Auf der Heimfahrt bietet er mir an mit meinen Eltern zu reden und ihnen alles zu erzählen. Doch ich habe nicht vor ihnen die Wahrheit zu sagen, das darf Hodge natürlich nicht wissen. Er meint es ja nur gut. Mein Plan ist mich vor der Tür zu bedanken und ihm zu versichern dass ich alleine rein gehen kann. Ich hätte mir denken können das es nicht so leicht wird. In dem Moment wo wir anhalten geht Papa gerade aufs Haus zu und bemerkt das Auto natürlich. Er wirkt total aufgelöst als er sieht wie Hodge mir beim aussteigen hilft und ich kurz vor Schmerz zusammen zucke.

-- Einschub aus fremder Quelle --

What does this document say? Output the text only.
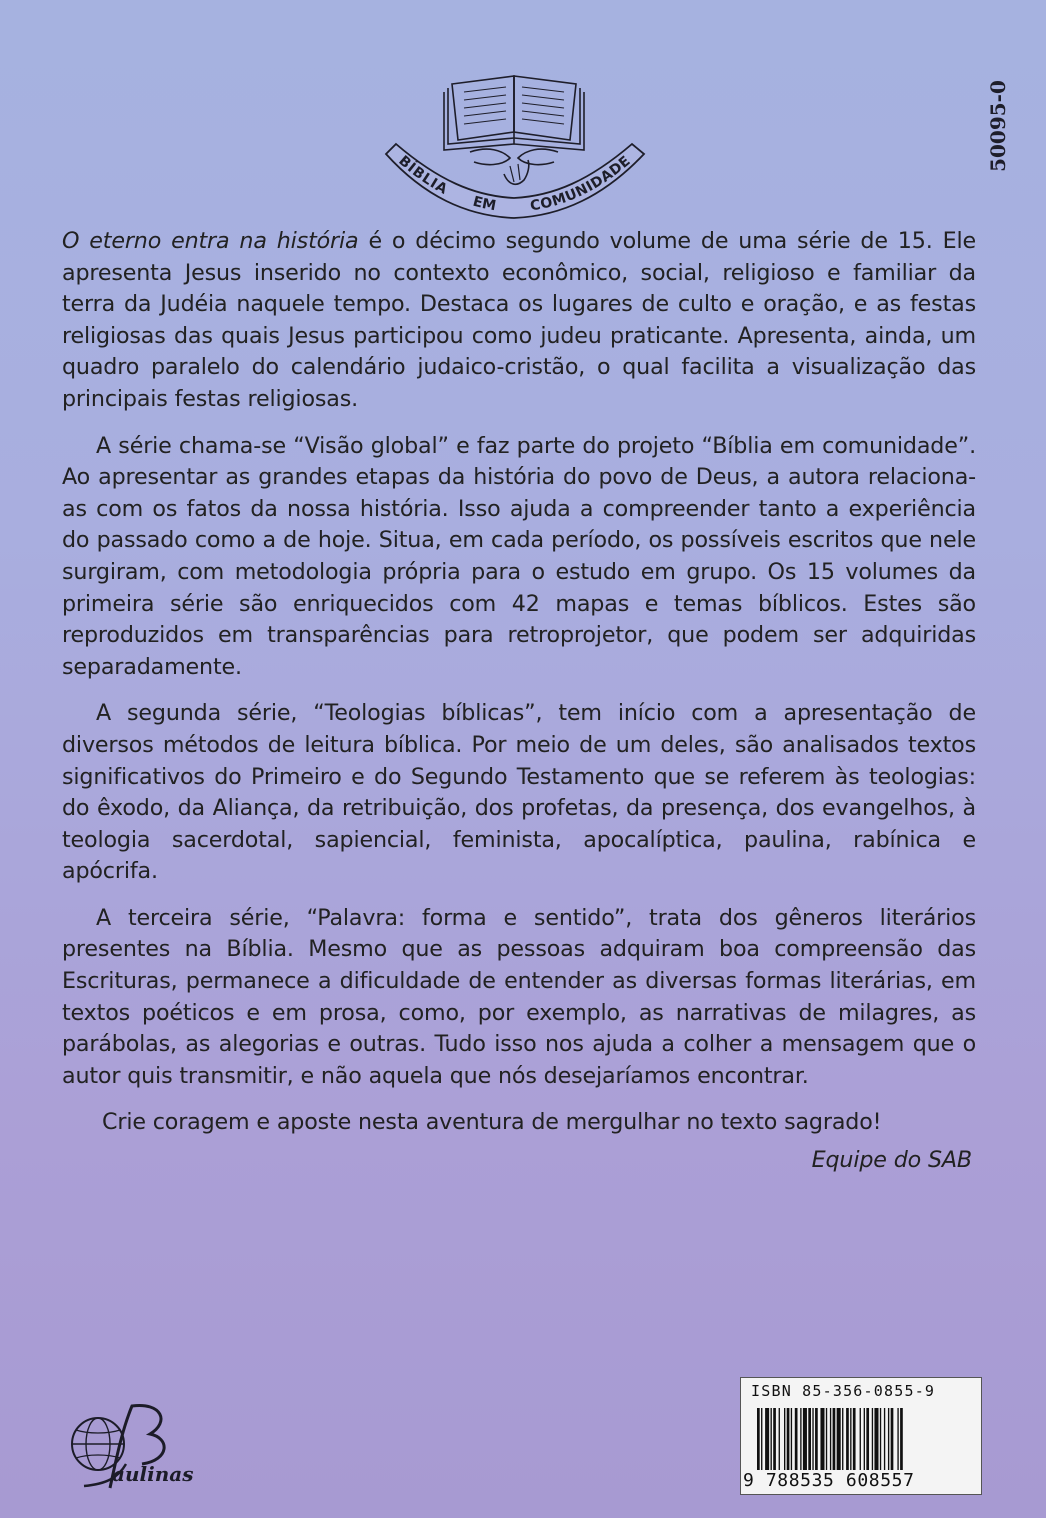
BÍBLIA
EM COMUNIDADE	50095-0

O eterno entra na história é o décimo segundo volume de uma série de 15. Ele apresenta Jesus inserido no contexto econômico, social, religioso e familiar da terra da Judéia naquele tempo. Destaca os lugares de culto e oração, e as festas religiosas das quais Jesus participou como judeu praticante. Apresenta, ainda, um quadro paralelo do calendário judaico-cristão, o qual facilita a visualização das principais festas religiosas.

A série chama-se “Visão global” e faz parte do projeto “Bíblia em comunidade”. Ao apresentar as grandes etapas da história do povo de Deus, a autora relaciona-as com os fatos da nossa história. Isso ajuda a compreender tanto a experiência do passado como a de hoje. Situa, em cada período, os possíveis escritos que nele surgiram, com metodologia própria para o estudo em grupo. Os 15 volumes da primeira série são enriquecidos com 42 mapas e temas bíblicos. Estes são reproduzidos em transparências para retroprojetor, que podem ser adquiridas separadamente.

A segunda série, “Teologias bíblicas”, tem início com a apresentação de diversos métodos de leitura bíblica. Por meio de um deles, são analisados textos significativos do Primeiro e do Segundo Testamento que se referem às teologias: do êxodo, da Aliança, da retribuição, dos profetas, da presença, dos evangelhos, à teologia sacerdotal, sapiencial, feminista, apocalíptica, paulina, rabínica e apócrifa.

A terceira série, “Palavra: forma e sentido”, trata dos gêneros literários presentes na Bíblia. Mesmo que as pessoas adquiram boa compreensão das Escrituras, permanece a dificuldade de entender as diversas formas literárias, em textos poéticos e em prosa, como, por exemplo, as narrativas de milagres, as parábolas, as alegorias e outras. Tudo isso nos ajuda a colher a mensagem que o autor quis transmitir, e não aquela que nós desejaríamos encontrar.

Crie coragem e aposte nesta aventura de mergulhar no texto sagrado!

Equipe do SAB

aulinas
ISBN 85-356-0855-9
9 788535 608557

Hodge, hilfsbereit wie er ist setzt bereits zu einer Erklärung an weswegen ich einfach dazwischen rede, was eigentlich nicht meine Art ist. Ich gebe meinen Vater eine zensierte Kurzfassung die sich recht harmlos anhört und jammer ein wenig wie weh der Fuß tut und ich rein möchte. Der letzte Teil ist nicht einmal gelogen. Es tut höllisch weh. Schließlich verabschiedet Papa sich von Hodge und trägt mich ins Wohnzimmer wo er mich vorsichtig auf der Couch absetzt. Papa lässt mich den Fuß in alle Richtungen drehen und wenden bevor er entscheidet dass nichts gebrochen ist. Mit der Aussicht auf Schokopudding mit Vanillesoße und fernsehen geht es mir direkt etwas besser. Das Kühlpack trägt natürlich auch dazu bei. 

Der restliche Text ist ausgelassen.